Concatenaciones
Fernando Irala
Un siglo de su promulgación cumplió ayer nuestra Carta Magna, y además de las ceremonias en todo el país, el momento fue propicio para publicar la Constitución que ahora rige la vida de la ciudad de México, convertido el viejo Distrito Federal en un ente raro que no es un estado aunque se le parece.
En el transcurso de una centuria, la Constitución mexicana ha cambiado tanto y tantas veces que es casi ya irreconocible.
Tal vez lo más notable no ese espíritu reformador que hace a los legisladores introducir continuas modificaciones, sino el hecho de que ni sus dictados ni las leyes derivadas tienen real aplicación en el diario acontecer.

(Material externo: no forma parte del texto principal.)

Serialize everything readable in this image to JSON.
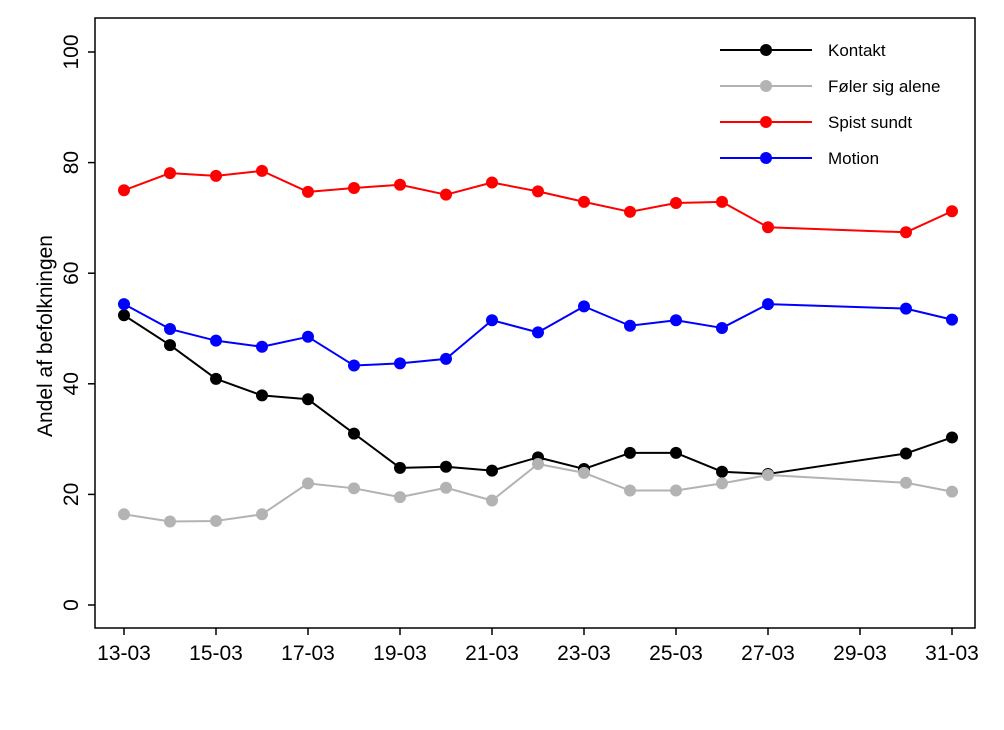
{
  "chart_data": {
    "type": "line",
    "title": "",
    "xlabel": "",
    "ylabel": "Andel af befolkningen",
    "ylim": [
      0,
      100
    ],
    "yticks": [
      0,
      20,
      40,
      60,
      80,
      100
    ],
    "xlim": [
      "13-03",
      "31-03"
    ],
    "x": [
      "13-03",
      "14-03",
      "15-03",
      "16-03",
      "17-03",
      "18-03",
      "19-03",
      "20-03",
      "21-03",
      "22-03",
      "23-03",
      "24-03",
      "25-03",
      "26-03",
      "27-03",
      "30-03",
      "31-03"
    ],
    "xtick_labels": [
      "13-03",
      "15-03",
      "17-03",
      "19-03",
      "21-03",
      "23-03",
      "25-03",
      "27-03",
      "29-03",
      "31-03"
    ],
    "grid": false,
    "legend_position": "top-right",
    "series": [
      {
        "name": "Kontakt",
        "color": "#000000",
        "values": [
          52.4,
          47.0,
          40.9,
          37.9,
          37.2,
          31.0,
          24.8,
          25.0,
          24.3,
          26.7,
          24.6,
          27.5,
          27.5,
          24.1,
          23.7,
          27.4,
          30.3
        ]
      },
      {
        "name": "Føler sig alene",
        "color": "#b3b3b3",
        "values": [
          16.4,
          15.1,
          15.2,
          16.4,
          22.0,
          21.1,
          19.5,
          21.2,
          18.9,
          25.5,
          23.9,
          20.7,
          20.7,
          22.0,
          23.5,
          22.1,
          20.5
        ]
      },
      {
        "name": "Spist sundt",
        "color": "#ff0000",
        "values": [
          75.0,
          78.1,
          77.6,
          78.5,
          74.7,
          75.4,
          76.0,
          74.2,
          76.4,
          74.8,
          72.9,
          71.1,
          72.7,
          72.9,
          68.3,
          67.4,
          71.2
        ]
      },
      {
        "name": "Motion",
        "color": "#0000ff",
        "values": [
          54.4,
          49.9,
          47.8,
          46.7,
          48.5,
          43.3,
          43.7,
          44.5,
          51.5,
          49.3,
          54.0,
          50.5,
          51.5,
          50.1,
          54.4,
          53.6,
          51.6
        ]
      }
    ]
  }
}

Los gobernantes y los estudiosos del tema han hecho ya un cliché de que en México no vivimos efectivamente un estado de Derecho. Los poderosos no se someten a los preceptos legales porque se sienten por encima de la sociedad, pero la gente común tampoco se considera sujeta a leyes, pues sabe que cuenta con diversos recursos para ignorarla, desde la "mordida" hasta el motín, disfrazado de resistencia pacífica.
Entretanto la Constitución ha engrosado, se ha vuelto obesa, y su texto aborda sin sentido el detalle que debería desplegarse en las llamadas leyes secundarias. En particular, en interés de los partidos políticos se han introducido largas parrafadas que norman el proceso electoral, la pesada institucionalidad relativa y las canonjías tan apreciadas por funcionarios y grupos partidarios.
En parte porque nadie aprecia el estado de Derecho, y en parte por esa perversión, más que evolución constitucional, ni la celebración del centenario de la norma federal, ni el nacimiento de la ley fundamental de la capital, han entusiasmado ni a los mexicanos ni a los chilangos.
Si alguien hace una encuesta de las tan usuales en la actualidad preguntando lo que se celebró ayer, habrá un gran número de respuestas que se refieran al supertazón.
Signos de los tiempos y del escepticismo que es virtud nacional.